Keywords

1 Introduction

The semantic web has contributed to improving the usability of websites through semantic metadata, but this has not proven effective for media such as images, sounds and videos. The problem is that although every day more and more media content is shared online, the amount of metadata available is still limited [1]. Often some metadata is made available by the author, there is still a semantic gap between the available metadata and how it is perceived by humans. As a result, the metadata does not give a good representation of the actual content and context. The underlying systems need to have an understanding of this context, the human perspectives and opinions in order to provide meaningful search and discovery of information.

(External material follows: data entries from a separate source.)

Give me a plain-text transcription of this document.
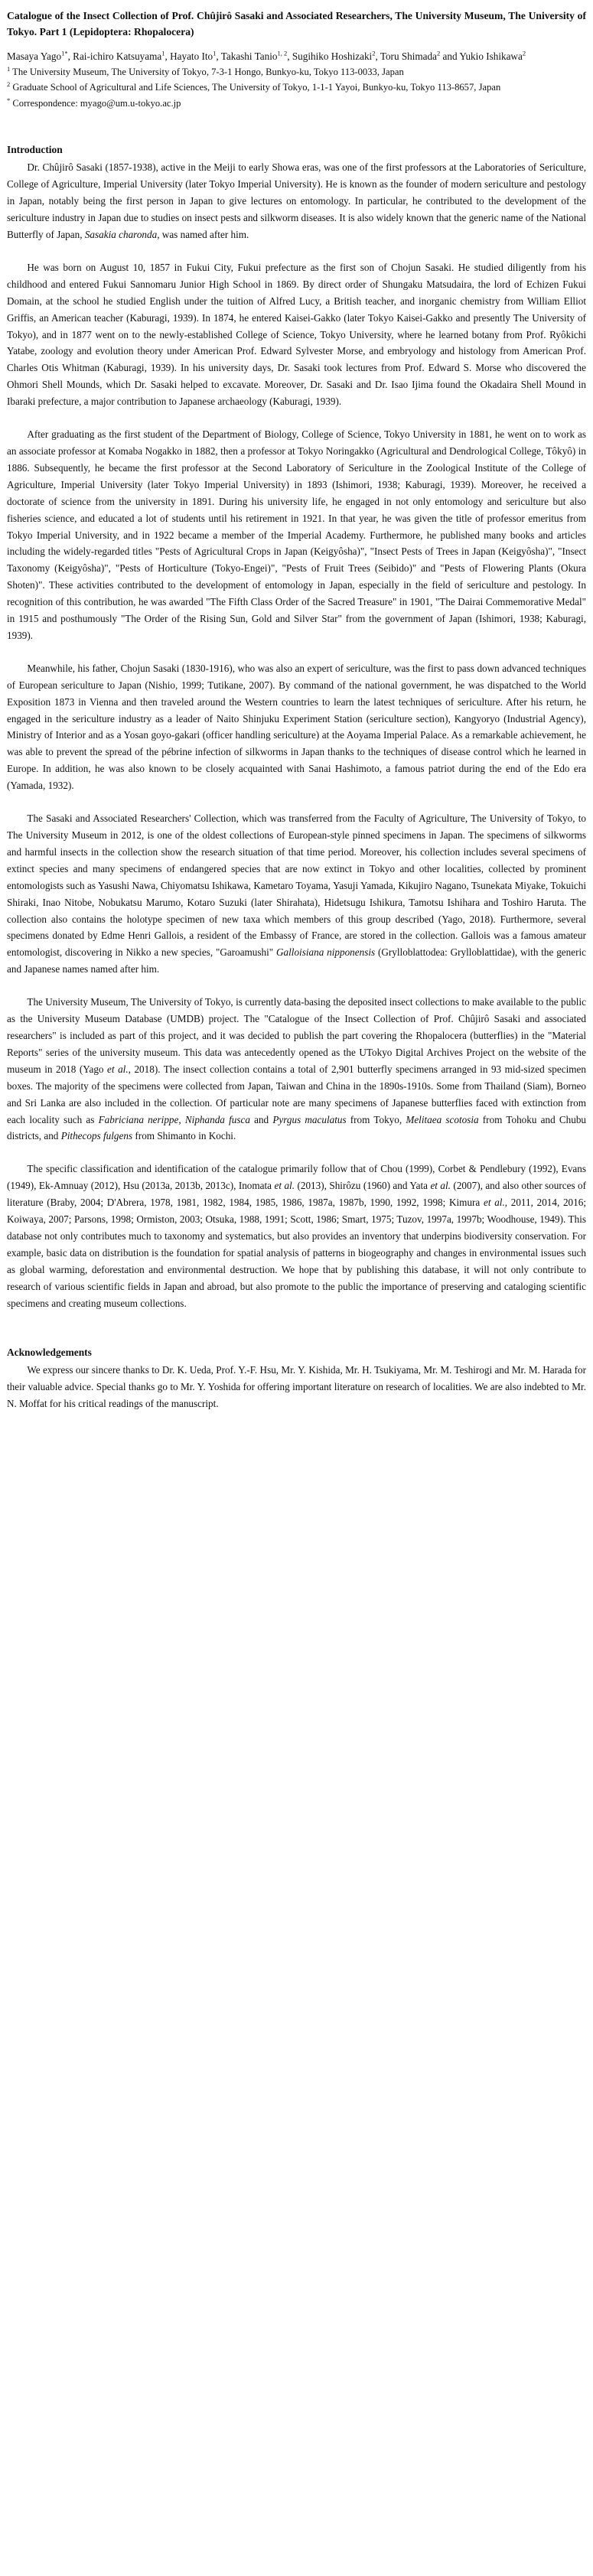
Catalogue of the Insect Collection of Prof. Chûjirô Sasaki and Associated Researchers, The University Museum, The University of Tokyo. Part 1 (Lepidoptera: Rhopalocera)
Masaya Yago$^{1*}$, Rai-ichiro Katsuyama$^1$, Hayato Ito$^1$, Takashi Tanio$^{1, 2}$, Sugihiko Hoshizaki$^2$, Toru Shimada$^2$ and Yukio Ishikawa$^2$
$^1$ The University Museum, The University of Tokyo, 7-3-1 Hongo, Bunkyo-ku, Tokyo 113-0033, Japan
$^2$ Graduate School of Agricultural and Life Sciences, The University of Tokyo, 1-1-1 Yayoi, Bunkyo-ku, Tokyo 113-8657, Japan
* Correspondence: myago@um.u-tokyo.ac.jp
Introduction

Dr. Chûjirô Sasaki (1857-1938), active in the Meiji to early Showa eras, was one of the first professors at the Laboratories of Sericulture, College of Agriculture, Imperial University (later Tokyo Imperial University). He is known as the founder of modern sericulture and pestology in Japan, notably being the first person in Japan to give lectures on entomology. In particular, he contributed to the development of the sericulture industry in Japan due to studies on insect pests and silkworm diseases. It is also widely known that the generic name of the National Butterfly of Japan, Sasakia charonda, was named after him.

He was born on August 10, 1857 in Fukui City, Fukui prefecture as the first son of Chojun Sasaki. He studied diligently from his childhood and entered Fukui Sannomaru Junior High School in 1869. By direct order of Shungaku Matsudaira, the lord of Echizen Fukui Domain, at the school he studied English under the tuition of Alfred Lucy, a British teacher, and inorganic chemistry from William Elliot Griffis, an American teacher (Kaburagi, 1939). In 1874, he entered Kaisei-Gakko (later Tokyo Kaisei-Gakko and presently The University of Tokyo), and in 1877 went on to the newly-established College of Science, Tokyo University, where he learned botany from Prof. Ryôkichi Yatabe, zoology and evolution theory under American Prof. Edward Sylvester Morse, and embryology and histology from American Prof. Charles Otis Whitman (Kaburagi, 1939). In his university days, Dr. Sasaki took lectures from Prof. Edward S. Morse who discovered the Ohmori Shell Mounds, which Dr. Sasaki helped to excavate. Moreover, Dr. Sasaki and Dr. Isao Ijima found the Okadaira Shell Mound in Ibaraki prefecture, a major contribution to Japanese archaeology (Kaburagi, 1939).

After graduating as the first student of the Department of Biology, College of Science, Tokyo University in 1881, he went on to work as an associate professor at Komaba Nogakko in 1882, then a professor at Tokyo Noringakko (Agricultural and Dendrological College, Tôkyô) in 1886. Subsequently, he became the first professor at the Second Laboratory of Sericulture in the Zoological Institute of the College of Agriculture, Imperial University (later Tokyo Imperial University) in 1893 (Ishimori, 1938; Kaburagi, 1939). Moreover, he received a doctorate of science from the university in 1891. During his university life, he engaged in not only entomology and sericulture but also fisheries science, and educated a lot of students until his retirement in 1921. In that year, he was given the title of professor emeritus from Tokyo Imperial University, and in 1922 became a member of the Imperial Academy. Furthermore, he published many books and articles including the widely-regarded titles "Pests of Agricultural Crops in Japan (Keigyôsha)", "Insect Pests of Trees in Japan (Keigyôsha)", "Insect Taxonomy (Keigyôsha)", "Pests of Horticulture (Tokyo-Engei)", "Pests of Fruit Trees (Seibido)" and "Pests of Flowering Plants (Okura Shoten)". These activities contributed to the development of entomology in Japan, especially in the field of sericulture and pestology. In recognition of this contribution, he was awarded "The Fifth Class Order of the Sacred Treasure" in 1901, "The Dairai Commemorative Medal" in 1915 and posthumously "The Order of the Rising Sun, Gold and Silver Star" from the government of Japan (Ishimori, 1938; Kaburagi, 1939).

Meanwhile, his father, Chojun Sasaki (1830-1916), who was also an expert of sericulture, was the first to pass down advanced techniques of European sericulture to Japan (Nishio, 1999; Tutikane, 2007). By command of the national government, he was dispatched to the World Exposition 1873 in Vienna and then traveled around the Western countries to learn the latest techniques of sericulture. After his return, he engaged in the sericulture industry as a leader of Naito Shinjuku Experiment Station (sericulture section), Kangyoryo (Industrial Agency), Ministry of Interior and as a Yosan goyo-gakari (officer handling sericulture) at the Aoyama Imperial Palace. As a remarkable achievement, he was able to prevent the spread of the pébrine infection of silkworms in Japan thanks to the techniques of disease control which he learned in Europe. In addition, he was also known to be closely acquainted with Sanai Hashimoto, a famous patriot during the end of the Edo era (Yamada, 1932).

The Sasaki and Associated Researchers' Collection, which was transferred from the Faculty of Agriculture, The University of Tokyo, to The University Museum in 2012, is one of the oldest collections of European-style pinned specimens in Japan. The specimens of silkworms and harmful insects in the collection show the research situation of that time period. Moreover, his collection includes several specimens of extinct species and many specimens of endangered species that are now extinct in Tokyo and other localities, collected by prominent entomologists such as Yasushi Nawa, Chiyomatsu Ishikawa, Kametaro Toyama, Yasuji Yamada, Kikujiro Nagano, Tsunekata Miyake, Tokuichi Shiraki, Inao Nitobe, Nobukatsu Marumo, Kotaro Suzuki (later Shirahata), Hidetsugu Ishikura, Tamotsu Ishihara and Toshiro Haruta. The collection also contains the holotype specimen of new taxa which members of this group described (Yago, 2018). Furthermore, several specimens donated by Edme Henri Gallois, a resident of the Embassy of France, are stored in the collection. Gallois was a famous amateur entomologist, discovering in Nikko a new species, "Garoamushi" Galloisiana nipponensis (Grylloblattodea: Grylloblattidae), with the generic and Japanese names named after him.

The University Museum, The University of Tokyo, is currently data-basing the deposited insect collections to make available to the public as the University Museum Database (UMDB) project. The "Catalogue of the Insect Collection of Prof. Chûjirô Sasaki and associated researchers" is included as part of this project, and it was decided to publish the part covering the Rhopalocera (butterflies) in the "Material Reports" series of the university museum. This data was antecedently opened as the UTokyo Digital Archives Project on the website of the museum in 2018 (Yago et al., 2018). The insect collection contains a total of 2,901 butterfly specimens arranged in 93 mid-sized specimen boxes. The majority of the specimens were collected from Japan, Taiwan and China in the 1890s-1910s. Some from Thailand (Siam), Borneo and Sri Lanka are also included in the collection. Of particular note are many specimens of Japanese butterflies faced with extinction from each locality such as Fabriciana nerippe, Niphanda fusca and Pyrgus maculatus from Tokyo, Melitaea scotosia from Tohoku and Chubu districts, and Pithecops fulgens from Shimanto in Kochi.

The specific classification and identification of the catalogue primarily follow that of Chou (1999), Corbet & Pendlebury (1992), Evans (1949), Ek-Amnuay (2012), Hsu (2013a, 2013b, 2013c), Inomata et al. (2013), Shirôzu (1960) and Yata et al. (2007), and also other sources of literature (Braby, 2004; D'Abrera, 1978, 1981, 1982, 1984, 1985, 1986, 1987a, 1987b, 1990, 1992, 1998; Kimura et al., 2011, 2014, 2016; Koiwaya, 2007; Parsons, 1998; Ormiston, 2003; Otsuka, 1988, 1991; Scott, 1986; Smart, 1975; Tuzov, 1997a, 1997b; Woodhouse, 1949). This database not only contributes much to taxonomy and systematics, but also provides an inventory that underpins biodiversity conservation. For example, basic data on distribution is the foundation for spatial analysis of patterns in biogeography and changes in environmental issues such as global warming, deforestation and environmental destruction. We hope that by publishing this database, it will not only contribute to research of various scientific fields in Japan and abroad, but also promote to the public the importance of preserving and cataloging scientific specimens and creating museum collections.

Acknowledgements

We express our sincere thanks to Dr. K. Ueda, Prof. Y.-F. Hsu, Mr. Y. Kishida, Mr. H. Tsukiyama, Mr. M. Teshirogi and Mr. M. Harada for their valuable advice. Special thanks go to Mr. Y. Yoshida for offering important literature on research of localities. We are also indebted to Mr. N. Moffat for his critical readings of the manuscript.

Recent work on video search engines has shown the existence of a semantic gap in video content [2]. In order to bridge this gap, it is essential for these systems to gain an understanding of the actual content. Search in social platforms like YouTube is limited by the annotations made by the uploader of a video. This means that the content you are looking for can be there, but that there is no representation of it in the metadata. The current improvements in information extraction methods will contribute to solving this problem, but the problem remains that sounds, images and videos are prone to have multiple interpretations because they can be represented in multiple ways [3]. This means more interpretations of what can be heard are needed, in order to form a full spectrum of meaningful representations. In addition, gold standards for sounds are limited in size, and are often homogeneous because they only contain single interpretations [4]. Rich information can be obtained by aggregating multiple of these interpretations, which can be seen as collective intelligence [5].

In crowdsourcing, annotations are obtained from a large crowd of people using small microtasks. Often these tasks consist of the crowd workers selecting the right answer to a question. Capturing the complete answer space of possible interpretations has proven to be difficult with annotation tasks. Guidelines in tasks often focus on only one semantic interpretation in order to increase the inter-annotator agreement [6]. Also, no common reference system for defining the answers may be available, because for many tasks the answers simply cannot be predefined [7]. It can also be that there simply is no standardization in the categorization available [4]. Experts can help to define the reference system, but their views are biased and often it is difficult to define who the “experts” are in tasks such as general question-answering, interpretations of multimedia or sentiment analysis of texts. It may even be possible that the answer space is infinite, because the boundaries of the space are unknown or cannot be known.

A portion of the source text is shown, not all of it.